APELOS INÚTEIS – Além de acionar a imprensa internacional, em fevereiro de 1971 Eunice também escreveu a Alfredo Buzaid, que presidia o Conselho de Defesa dos Direitos da Pessoa Humana. Um mês depois, ela apelou ao presidente Emílio Médici, pedindo “ao chefe da nação a justiça que deve resultar da obediência das leis”.

“É a carta de uma mulher aflita, que viu desabar sobre sua família uma torrente de arbitrariedades inomináveis, e de que é ainda vítima seu marido, engenheiro Rubens Beyrodt Paiva, preso por agentes da Segurança da Aeronáutica no dia 20 de janeiro, mantido até agora incomunicável, sem que se conheça o motivo da prisão, quem efetivamente a determinou e o local onde se encontra”, diz a missiva de Eunice a Médici.

“Não é possível que, mais de 60 dias decorridos, conserve-se assim desaparecida uma pessoa humana! Recusamo-nos a acreditar no pior”, escreve Eunice, em 22 de março de 1971.

CRIME SEM CASTIGO – A correspondência é citada pela jornalista e pesquisadora Juliana Dal Piva no livro “Crime sem castigo: como os militares mataram Rubens Paiva”, lançado em fevereiro.
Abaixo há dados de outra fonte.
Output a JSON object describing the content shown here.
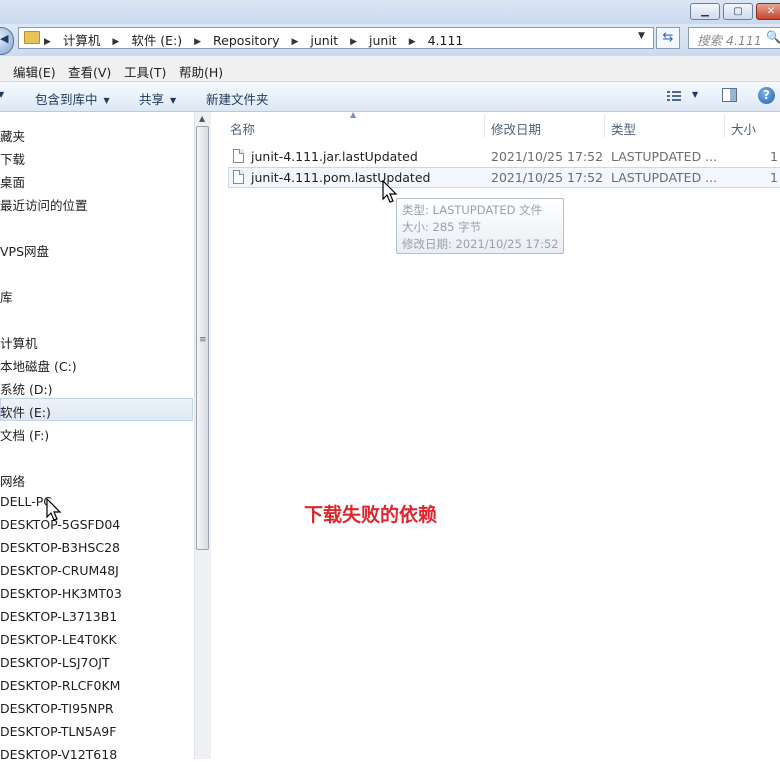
{
  "window": {
    "minimize_glyph": "▁",
    "maximize_glyph": "▢",
    "close_glyph": "✕"
  },
  "address_bar": {
    "crumbs": [
      "计算机",
      "软件 (E:)",
      "Repository",
      "junit",
      "junit",
      "4.111"
    ],
    "separator": "▶"
  },
  "search": {
    "placeholder": "搜索 4.111"
  },
  "menu": {
    "items": [
      "编辑(E)",
      "查看(V)",
      "工具(T)",
      "帮助(H)"
    ]
  },
  "toolbar": {
    "include_library": "包含到库中",
    "share": "共享",
    "new_folder": "新建文件夹",
    "help_glyph": "?"
  },
  "nav": {
    "items": [
      {
        "label": "藏夹"
      },
      {
        "label": "下载"
      },
      {
        "label": "桌面"
      },
      {
        "label": "最近访问的位置"
      },
      {
        "label": "VPS网盘"
      },
      {
        "label": "库"
      },
      {
        "label": "计算机"
      },
      {
        "label": "本地磁盘 (C:)"
      },
      {
        "label": "系统 (D:)"
      },
      {
        "label": "软件 (E:)",
        "selected": true
      },
      {
        "label": "文档 (F:)"
      },
      {
        "label": "网络"
      },
      {
        "label": "DELL-PC"
      },
      {
        "label": "DESKTOP-5GSFD04"
      },
      {
        "label": "DESKTOP-B3HSC28"
      },
      {
        "label": "DESKTOP-CRUM48J"
      },
      {
        "label": "DESKTOP-HK3MT03"
      },
      {
        "label": "DESKTOP-L3713B1"
      },
      {
        "label": "DESKTOP-LE4T0KK"
      },
      {
        "label": "DESKTOP-LSJ7OJT"
      },
      {
        "label": "DESKTOP-RLCF0KM"
      },
      {
        "label": "DESKTOP-TI95NPR"
      },
      {
        "label": "DESKTOP-TLN5A9F"
      },
      {
        "label": "DESKTOP-V12T618"
      }
    ]
  },
  "columns": {
    "name": "名称",
    "modified": "修改日期",
    "type": "类型",
    "size": "大小"
  },
  "files": [
    {
      "name": "junit-4.111.jar.lastUpdated",
      "modified": "2021/10/25 17:52",
      "type": "LASTUPDATED ...",
      "size": "1"
    },
    {
      "name": "junit-4.111.pom.lastUpdated",
      "modified": "2021/10/25 17:52",
      "type": "LASTUPDATED ...",
      "size": "1"
    }
  ],
  "tooltip": {
    "type_line": "类型: LASTUPDATED 文件",
    "size_line": "大小: 285 字节",
    "date_line": "修改日期: 2021/10/25 17:52"
  },
  "annotation": "下载失败的依赖"
}
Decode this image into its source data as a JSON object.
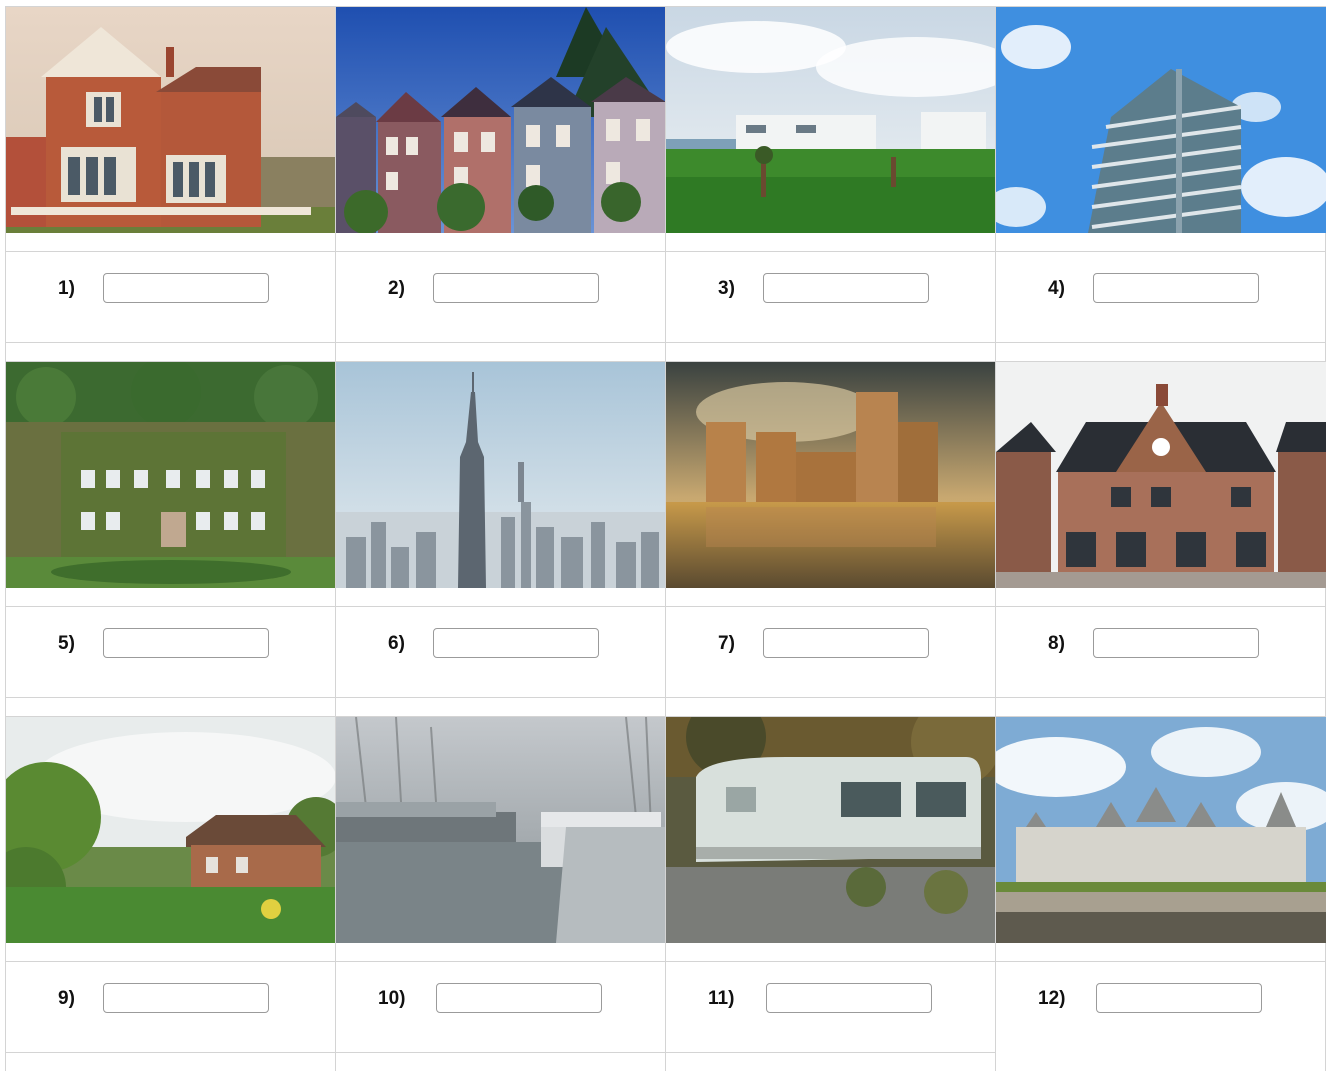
{
  "items": [
    {
      "label": "1)",
      "value": ""
    },
    {
      "label": "2)",
      "value": ""
    },
    {
      "label": "3)",
      "value": ""
    },
    {
      "label": "4)",
      "value": ""
    },
    {
      "label": "5)",
      "value": ""
    },
    {
      "label": "6)",
      "value": ""
    },
    {
      "label": "7)",
      "value": ""
    },
    {
      "label": "8)",
      "value": ""
    },
    {
      "label": "9)",
      "value": ""
    },
    {
      "label": "10)",
      "value": ""
    },
    {
      "label": "11)",
      "value": ""
    },
    {
      "label": "12)",
      "value": ""
    }
  ],
  "images": [
    {
      "icon": "victorian-house-photo"
    },
    {
      "icon": "painted-ladies-photo"
    },
    {
      "icon": "mobile-home-park-photo"
    },
    {
      "icon": "apartment-tower-photo"
    },
    {
      "icon": "ivy-mansion-photo"
    },
    {
      "icon": "skyscraper-city-photo"
    },
    {
      "icon": "castle-moat-photo"
    },
    {
      "icon": "brick-semi-detached-photo"
    },
    {
      "icon": "country-cottage-photo"
    },
    {
      "icon": "houseboat-canal-photo"
    },
    {
      "icon": "caravan-photo"
    },
    {
      "icon": "chateau-photo"
    }
  ]
}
Apesar dos apelos, o caso foi arquivado pelo conselho em agosto de 1971. Em seu parecer, o relator, na época senador Eurico Rezende (Arena-ES), acolheu como verdadeira a tese dos militares de que Rubens havia fugido.

Eunice é citada como subversiva em relatórios sobre políticos e outros ativistas monitorados pela ditadura. Um informe da Aeronáutica sobre um ato pela anistia em 23 de julho de 1979 revela que a viúva de Paiva criticou o regime e chamou o governo de “camelô, porque está a fim de fazer propaganda”.

ASSUNTO TABU – Contudo a ditadura evitava retaliar familiares de vítimas no período, diz o advogado Luiz Eduardo Greenhalgh, que presidiu o Comitê Brasileiro pela Anistia. “Era um assunto do qual a repressão fugia como o diabo foge da cruz.”

Nos anos 1980, Eunice ainda era monitorada pelos militares, que registram sua filiação ao PT, em 1981, em um ato com a presença de Lula. Em 1983, quando Eunice tentou vender um imóvel, o banco pediu uma procuração do marido. Ela questionou a exigência na Justiça e só então o caso Rubens Paiva foi reaberto.

Após a posse de Fernando Henrique Cardoso na Presidência, em 1995, Eunice passa a cobrar do Estado reparação aos familiares de desaparecidos políticos. Recortes de jornais do período mostram o então deputado federal Jair Bolsonaro como um dos opositores da pauta.

NA COMISSÃO – Em 1996, Eunice é a primeira representante da sociedade civil a ser indicada por FHC para a Comissão Especial de Desaparecidos Políticos. Naquele período, ela contribuiu por alguns meses com análises para que outras vítimas da repressão fossem reconhecidas e suas famílias indenizadas.

Os pareceres feitos por Eunice foram citados em 2014 nos relatórios produzidos pela Comissão Nacional da Verdade.

Em seu livro, Marcelo conta que naquele ano a mãe já estava no terceiro estágio do Alzheimer, inerte na cadeira de rodas, quando viu uma reportagem sobre Rubens Paiva na TV. Ela reagiu, repetindo “olha, olha, olha” e “tadinho, tadinho, tadinho”.